The caller identified themselves as a victim’s advocate from Oregon. They had some bad news.
Christian Longo, the man who killed Dupuie’s sister and three young children would be spared the death penalty.
Hours later, Oregon’s governor announced she would commute the sentences of all 17 inmates on Oregon’s death row to life in prison without the possibility of parole.
“It’s devastating,” said Dupuie, who argued Oregon Governor Kate Brown should have consulted with families impacted by the commutations and provided more advance warning.
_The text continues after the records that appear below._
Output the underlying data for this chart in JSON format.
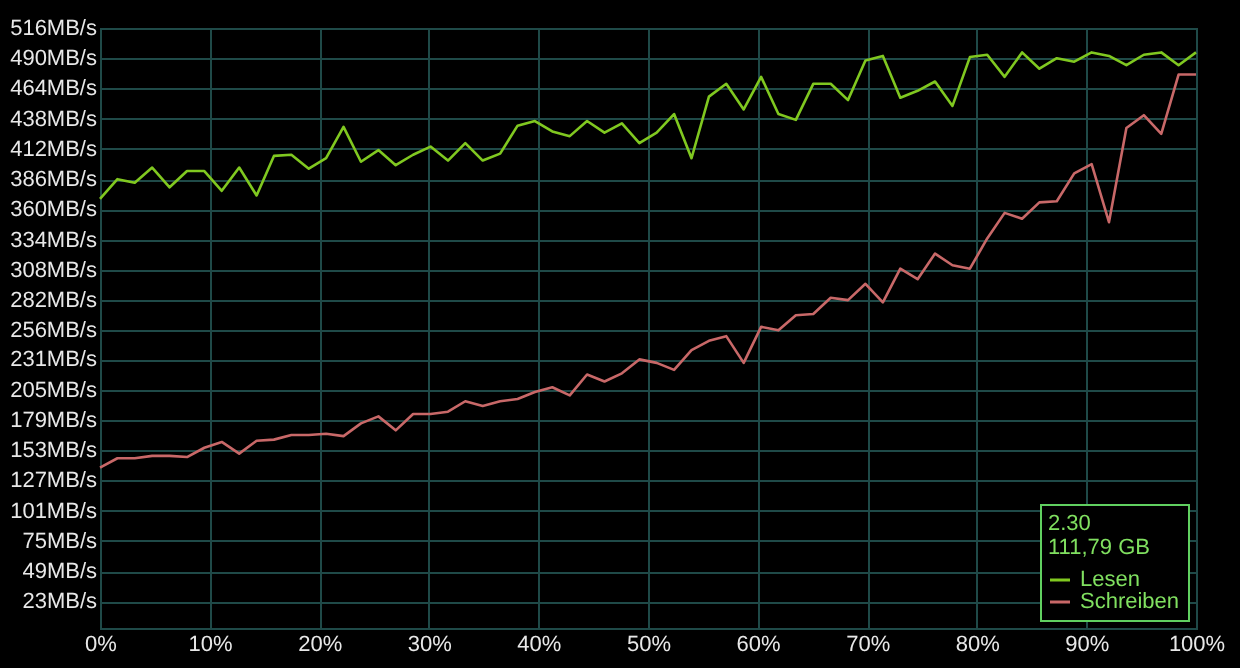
{
  "chart_data": {
    "type": "line",
    "x": [
      0,
      1.59,
      3.17,
      4.76,
      6.35,
      7.94,
      9.52,
      11.11,
      12.7,
      14.29,
      15.87,
      17.46,
      19.05,
      20.63,
      22.22,
      23.81,
      25.4,
      26.98,
      28.57,
      30.16,
      31.75,
      33.33,
      34.92,
      36.51,
      38.1,
      39.68,
      41.27,
      42.86,
      44.44,
      46.03,
      47.62,
      49.21,
      50.79,
      52.38,
      53.97,
      55.56,
      57.14,
      58.73,
      60.32,
      61.9,
      63.49,
      65.08,
      66.67,
      68.25,
      69.84,
      71.43,
      73.02,
      74.6,
      76.19,
      77.78,
      79.37,
      80.95,
      82.54,
      84.13,
      85.71,
      87.3,
      88.89,
      90.48,
      92.06,
      93.65,
      95.24,
      96.83,
      98.41,
      100
    ],
    "series": [
      {
        "name": "Lesen",
        "color": "#80c820",
        "values": [
          369,
          386,
          383,
          396,
          379,
          393,
          393,
          376,
          396,
          372,
          406,
          407,
          395,
          404,
          431,
          401,
          411,
          398,
          407,
          414,
          402,
          417,
          402,
          408,
          432,
          436,
          427,
          423,
          436,
          426,
          434,
          417,
          426,
          442,
          404,
          457,
          468,
          446,
          474,
          442,
          437,
          468,
          468,
          454,
          488,
          492,
          456,
          462,
          470,
          449,
          491,
          493,
          474,
          495,
          481,
          490,
          487,
          495,
          492,
          484,
          493,
          495,
          484,
          495
        ]
      },
      {
        "name": "Schreiben",
        "color": "#c86868",
        "values": [
          138,
          146,
          146,
          148,
          148,
          147,
          155,
          160,
          150,
          161,
          162,
          166,
          166,
          167,
          165,
          176,
          182,
          170,
          184,
          184,
          186,
          195,
          191,
          195,
          197,
          203,
          207,
          200,
          218,
          212,
          219,
          231,
          228,
          222,
          239,
          247,
          251,
          228,
          259,
          256,
          269,
          270,
          284,
          282,
          296,
          280,
          309,
          300,
          322,
          312,
          309,
          335,
          357,
          352,
          366,
          367,
          391,
          399,
          349,
          430,
          441,
          425,
          476,
          476
        ]
      }
    ],
    "xlim": [
      0,
      100
    ],
    "xticks": [
      {
        "value": 0,
        "label": "0%"
      },
      {
        "value": 10,
        "label": "10%"
      },
      {
        "value": 20,
        "label": "20%"
      },
      {
        "value": 30,
        "label": "30%"
      },
      {
        "value": 40,
        "label": "40%"
      },
      {
        "value": 50,
        "label": "50%"
      },
      {
        "value": 60,
        "label": "60%"
      },
      {
        "value": 70,
        "label": "70%"
      },
      {
        "value": 80,
        "label": "80%"
      },
      {
        "value": 90,
        "label": "90%"
      },
      {
        "value": 100,
        "label": "100%"
      }
    ],
    "ylim": [
      0,
      516
    ],
    "yticks": [
      {
        "value": 23,
        "label": "23MB/s"
      },
      {
        "value": 49,
        "label": "49MB/s"
      },
      {
        "value": 75,
        "label": "75MB/s"
      },
      {
        "value": 101,
        "label": "101MB/s"
      },
      {
        "value": 127,
        "label": "127MB/s"
      },
      {
        "value": 153,
        "label": "153MB/s"
      },
      {
        "value": 179,
        "label": "179MB/s"
      },
      {
        "value": 205,
        "label": "205MB/s"
      },
      {
        "value": 231,
        "label": "231MB/s"
      },
      {
        "value": 256,
        "label": "256MB/s"
      },
      {
        "value": 282,
        "label": "282MB/s"
      },
      {
        "value": 308,
        "label": "308MB/s"
      },
      {
        "value": 334,
        "label": "334MB/s"
      },
      {
        "value": 360,
        "label": "360MB/s"
      },
      {
        "value": 386,
        "label": "386MB/s"
      },
      {
        "value": 412,
        "label": "412MB/s"
      },
      {
        "value": 438,
        "label": "438MB/s"
      },
      {
        "value": 464,
        "label": "464MB/s"
      },
      {
        "value": 490,
        "label": "490MB/s"
      },
      {
        "value": 516,
        "label": "516MB/s"
      }
    ],
    "annotations": [
      "2.30",
      "111,79 GB"
    ],
    "grid": true,
    "legend": "bottom right",
    "marker": "none",
    "line_style": "solid"
  }
}
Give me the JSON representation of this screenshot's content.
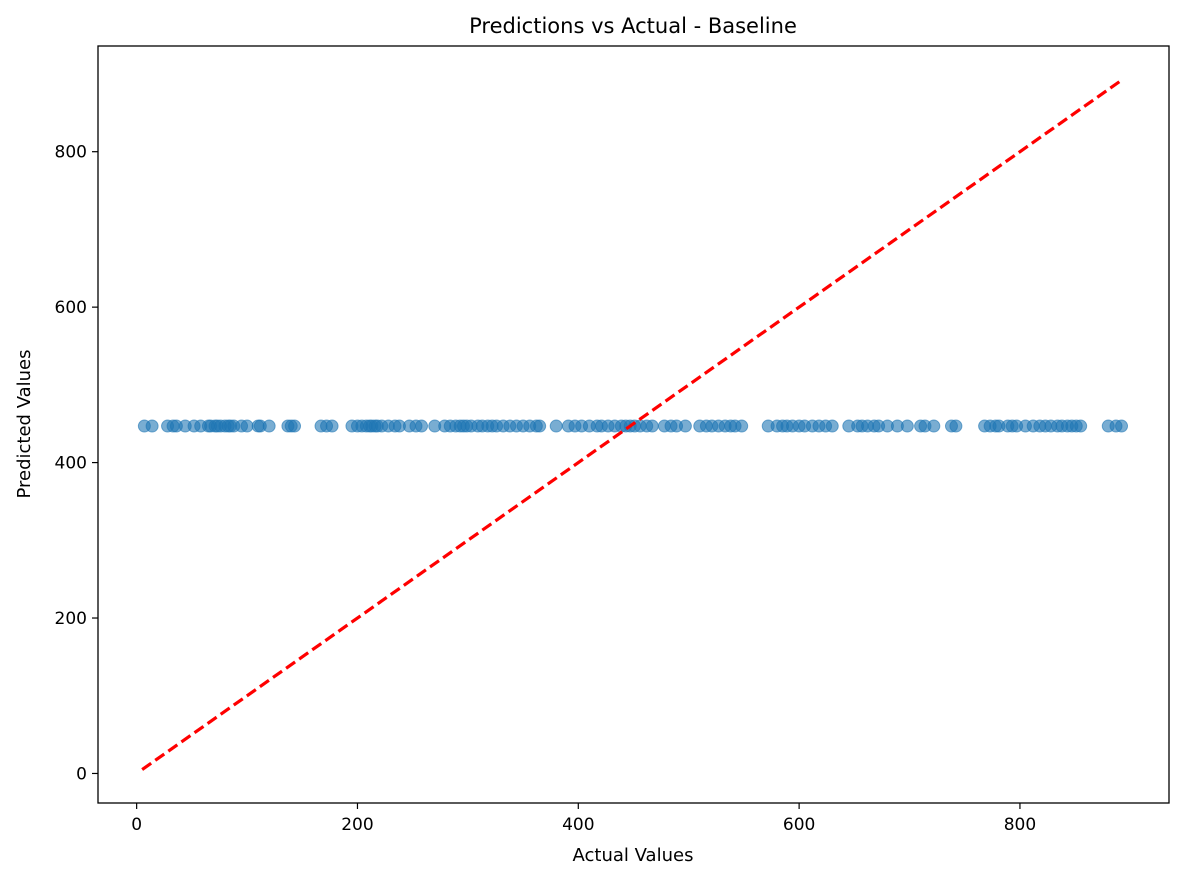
{
  "chart_data": {
    "type": "scatter",
    "title": "Predictions vs Actual - Baseline",
    "xlabel": "Actual Values",
    "ylabel": "Predicted Values",
    "xlim": [
      -35,
      935
    ],
    "ylim": [
      -38,
      936
    ],
    "xticks": [
      0,
      200,
      400,
      600,
      800
    ],
    "yticks": [
      0,
      200,
      400,
      600,
      800
    ],
    "grid": false,
    "legend": "none",
    "colors": {
      "points": "#1f77b4",
      "reference_line": "#ff0000",
      "axes": "#000000"
    },
    "reference_line": {
      "style": "dashed",
      "x": [
        5,
        890
      ],
      "y": [
        5,
        890
      ]
    },
    "series": [
      {
        "x": [
          7,
          14,
          28,
          33,
          36,
          44,
          52,
          58,
          65,
          67,
          71,
          73,
          76,
          80,
          83,
          85,
          88,
          95,
          100,
          110,
          112,
          120,
          137,
          140,
          143,
          167,
          172,
          177,
          195,
          200,
          204,
          208,
          211,
          213,
          216,
          218,
          222,
          228,
          234,
          238,
          247,
          253,
          258,
          270,
          279,
          284,
          289,
          293,
          296,
          299,
          303,
          309,
          313,
          318,
          322,
          326,
          332,
          338,
          344,
          350,
          356,
          362,
          365,
          380,
          391,
          397,
          403,
          410,
          417,
          421,
          427,
          433,
          439,
          443,
          447,
          451,
          456,
          462,
          467,
          478,
          484,
          489,
          497,
          510,
          516,
          521,
          527,
          533,
          538,
          542,
          548,
          572,
          580,
          585,
          589,
          594,
          600,
          605,
          612,
          618,
          624,
          630,
          645,
          653,
          657,
          662,
          668,
          672,
          680,
          689,
          698,
          710,
          714,
          722,
          738,
          742,
          768,
          773,
          778,
          781,
          789,
          793,
          797,
          805,
          812,
          818,
          823,
          828,
          834,
          838,
          843,
          847,
          851,
          855,
          880,
          887,
          892
        ],
        "y": [
          447,
          447,
          447,
          447,
          447,
          447,
          447,
          447,
          447,
          447,
          447,
          447,
          447,
          447,
          447,
          447,
          447,
          447,
          447,
          447,
          447,
          447,
          447,
          447,
          447,
          447,
          447,
          447,
          447,
          447,
          447,
          447,
          447,
          447,
          447,
          447,
          447,
          447,
          447,
          447,
          447,
          447,
          447,
          447,
          447,
          447,
          447,
          447,
          447,
          447,
          447,
          447,
          447,
          447,
          447,
          447,
          447,
          447,
          447,
          447,
          447,
          447,
          447,
          447,
          447,
          447,
          447,
          447,
          447,
          447,
          447,
          447,
          447,
          447,
          447,
          447,
          447,
          447,
          447,
          447,
          447,
          447,
          447,
          447,
          447,
          447,
          447,
          447,
          447,
          447,
          447,
          447,
          447,
          447,
          447,
          447,
          447,
          447,
          447,
          447,
          447,
          447,
          447,
          447,
          447,
          447,
          447,
          447,
          447,
          447,
          447,
          447,
          447,
          447,
          447,
          447,
          447,
          447,
          447,
          447,
          447,
          447,
          447,
          447,
          447,
          447,
          447,
          447,
          447,
          447,
          447,
          447,
          447,
          447,
          447,
          447,
          447
        ]
      }
    ]
  }
}
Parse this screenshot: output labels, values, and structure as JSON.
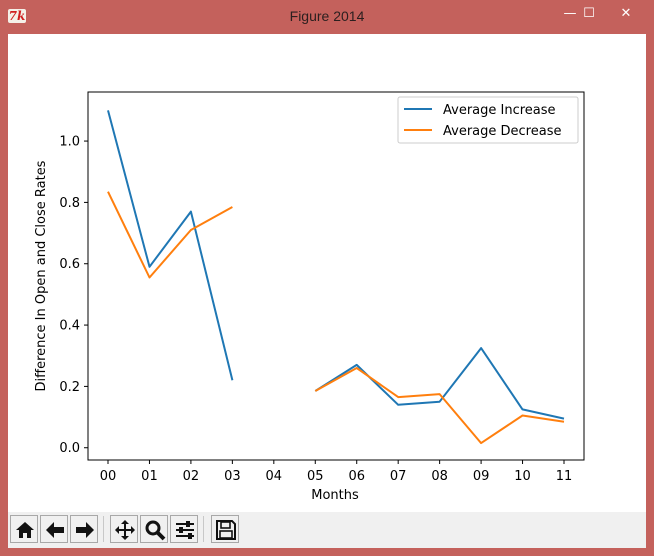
{
  "window": {
    "title": "Figure 2014",
    "app_icon_label": "7k",
    "minimize_glyph": "—",
    "maximize_glyph": "☐",
    "close_glyph": "✕"
  },
  "toolbar": {
    "buttons": [
      {
        "name": "home-button",
        "icon": "home-icon"
      },
      {
        "name": "back-button",
        "icon": "arrow-left-icon"
      },
      {
        "name": "forward-button",
        "icon": "arrow-right-icon"
      },
      {
        "name": "pan-button",
        "icon": "move-icon"
      },
      {
        "name": "zoom-button",
        "icon": "magnifier-icon"
      },
      {
        "name": "configure-subplots-button",
        "icon": "sliders-icon"
      },
      {
        "name": "save-button",
        "icon": "floppy-disk-icon"
      }
    ]
  },
  "chart_data": {
    "type": "line",
    "title": "",
    "xlabel": "Months",
    "ylabel": "Difference In Open and Close Rates",
    "categories": [
      "00",
      "01",
      "02",
      "03",
      "04",
      "05",
      "06",
      "07",
      "08",
      "09",
      "10",
      "11"
    ],
    "ylim": [
      -0.04,
      1.16
    ],
    "yticks": [
      0.0,
      0.2,
      0.4,
      0.6,
      0.8,
      1.0
    ],
    "ytick_labels": [
      "0.0",
      "0.2",
      "0.4",
      "0.6",
      "0.8",
      "1.0"
    ],
    "legend_position": "top-right",
    "grid": false,
    "series": [
      {
        "name": "Average Increase",
        "color": "#1f77b4",
        "values": [
          1.1,
          0.59,
          0.77,
          0.22,
          null,
          0.185,
          0.27,
          0.14,
          0.15,
          0.325,
          0.125,
          0.095
        ]
      },
      {
        "name": "Average Decrease",
        "color": "#ff7f0e",
        "values": [
          0.835,
          0.555,
          0.71,
          0.785,
          null,
          0.185,
          0.26,
          0.165,
          0.175,
          0.015,
          0.105,
          0.085
        ]
      }
    ]
  }
}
“If you’re going to make decisions that are going to dramatically affect other people’s lives, you need to have the courage to actually speak to those people and look them in the face and tell them what you are going to do,” said Dupuie. “I think she needs to see some pictures and videos of the lives that were lost.”
In 2003, a Lincoln County jury sentenced Longo to death for killing his wife, MaryJane and their three children, Zachery, Sadie and Madison. Longo dumped their bodies into the water off the Oregon Coast, then fled to Mexico.
“Before this happened, I did not have an opinion on the death penalty. I did not feel that was my decision to make about anyone. After this happened, I have an opinion on the death penalty. Chris deserves to be dead for what he did,” Dupuie explained.
Governor Brown defended her decision in an interview with KGW by arguing the death penalty is immoral, inequitable and irreversible.
“I know that not everyone will agree with my decision, but I hope it is a further step towards finality in this conversation,” said Brown.
Dupuie argues the governor shouldn’t be able to undo the exhaustive efforts of a judge, jury, prosecutors, defense lawyers, witnesses and families that endured a painful trial, with the simple stroke of a pen by signing a clemency order.
“No one should have that power,” Dupuie said.
Woodburn Mayor Frank Lonergan also condemned Brown’s decision.
In a statement, Lonergan said he was shocked and angered to learn the father and son responsible for the deadly 2008 Woodburn bank bombing would have their death sentences commuted.
Bruce and Joshua Turnidge were both convicted after planting a bomb outside the West Coast Bank in Woodburn. The blast killed Oregon State Police Senior Trooper William Hakim and Woodburn Police Capt. Tom Tennant. It critically injured Woodburn Police Chief Scott Russell and wounded bank employee Laurie Perkett.
“Governor Brown’s decision is an injustice to those who were affected by the bombing and a repudiation of Oregon voters who established the death penalty for those convicted of murdering innocent victims and police officers, “Lonergan wrote.